2021: This was my sixth year of sobriety. I transferred into a 6th grade teaching position, but the stress and strain of the postpandemic world of secondary teaching in addition to the bullying I was enduring finally broke me. I had to leave my position in October and came very close to having a breakdown. It was a nightmare, losing benefits and pay again. But for the first time in six years since my agent dropped me, I returned to writing. I reimagined and rewrote the first two books in my series. I was re-evaluated by a neuropsychiatrist who added Ritalin to my medicine regime. This opened up a whole new world for me, and my family. My daughters switched to virtual learning. My husband stopped substituting in the public school and began to substitute at home. As continued to be the theme of my recovering life, anything that seemed bad could be a catalyst for things higher and better than I could have ever imagined. I had to keep myself grounded in faith that there was a God as I understood Him who knew me, loved me, had plans for me greater than I could imagine, that I was on my way toward as long as I didn't drink and kept working the steps. I was able to get into an online teaching position. 
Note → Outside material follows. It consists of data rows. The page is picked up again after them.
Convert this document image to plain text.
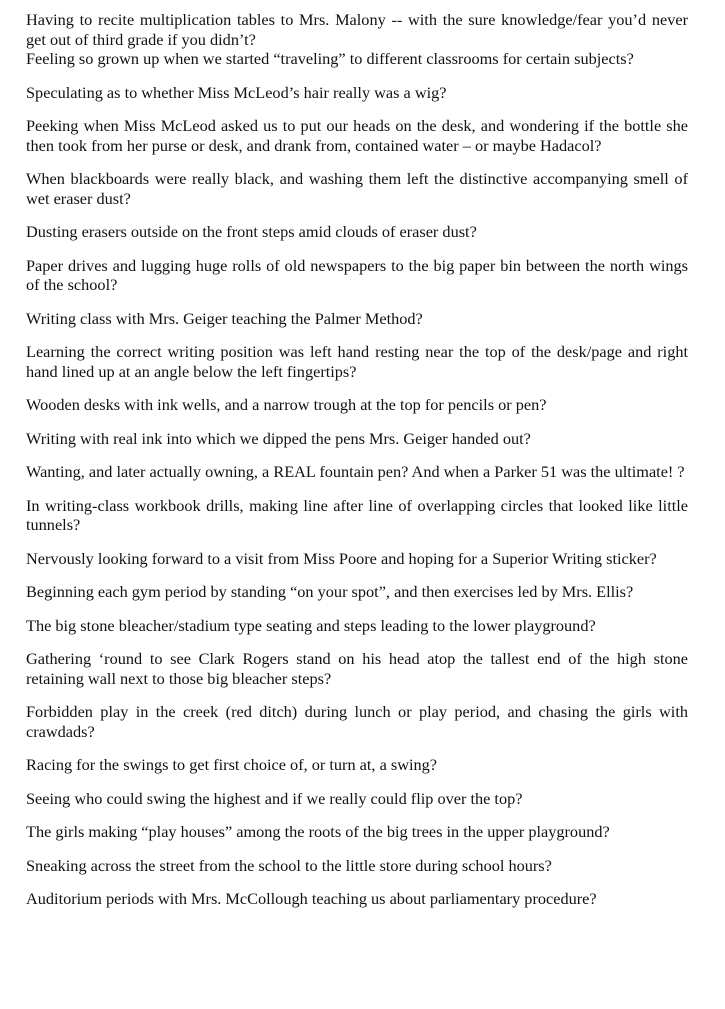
Having to recite multiplication tables to Mrs. Malony -- with the sure knowledge/fear you’d never get out of third grade if you didn’t?

Feeling so grown up when we started “traveling” to different classrooms for certain subjects?

Speculating as to whether Miss McLeod’s hair really was a wig?

Peeking when Miss McLeod asked us to put our heads on the desk, and wondering if the bottle she then took from her purse or desk, and drank from, contained water – or maybe Hadacol?

When blackboards were really black, and washing them left the distinctive accompanying smell of wet eraser dust?

Dusting erasers outside on the front steps amid clouds of eraser dust?

Paper drives and lugging huge rolls of old newspapers to the big paper bin between the north wings of the school?

Writing class with Mrs. Geiger teaching the Palmer Method?

Learning the correct writing position was left hand resting near the top of the desk/page and right hand lined up at an angle below the left fingertips?

Wooden desks with ink wells, and a narrow trough at the top for pencils or pen?

Writing with real ink into which we dipped the pens Mrs. Geiger handed out?

Wanting, and later actually owning, a REAL fountain pen? And when a Parker 51 was the ultimate! ?

In writing-class workbook drills, making line after line of overlapping circles that looked like little tunnels?

Nervously looking forward to a visit from Miss Poore and hoping for a Superior Writing sticker?

Beginning each gym period by standing “on your spot”, and then exercises led by Mrs. Ellis?

The big stone bleacher/stadium type seating and steps leading to the lower playground?

Gathering ‘round to see Clark Rogers stand on his head atop the tallest end of the high stone retaining wall next to those big bleacher steps?

Forbidden play in the creek (red ditch) during lunch or play period, and chasing the girls with crawdads?

Racing for the swings to get first choice of, or turn at, a swing?

Seeing who could swing the highest and if we really could flip over the top?

The girls making “play houses” among the roots of the big trees in the upper playground?

Sneaking across the street from the school to the little store during school hours?

Auditorium periods with Mrs. McCollough teaching us about parliamentary procedure?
2022: This is my seventh year of sobriety. Everything about my life is more than everything I ever wanted. I have a happy marriage to the man who has been my best friend for seven years. I have full custody of my daughters. I have employment at home that gives me plenty of time to focus on writing. And I've made a comeback from the pain of the rejection I experienced during my first time attempting to publish that I would never have imagined myself capable. I'm now actively seeking a new agent for my book, and the amount of rejection that's hitting me over and over is just as disappointing and frustrating as all the other disappointments and frustrations that have come before. But just as each one of those were all leading me to something higher, something better, so I can confidently know that each rejection I face is doing the same. Every "no" is only pushing me that much closer to the only "yes" that's intended for me. 

I'm not helpless, Paulina came to believe, and it was this belief that saved her. So it is for me. I'm not helpless. I don't ever give up. I haven't ever given up. And because of that, my daughters have their mother, and I have a life and a story that may be what someone out there, in time, is going to grasp onto to discover within themselves everything that I discovered...you're not helpless. You can survive.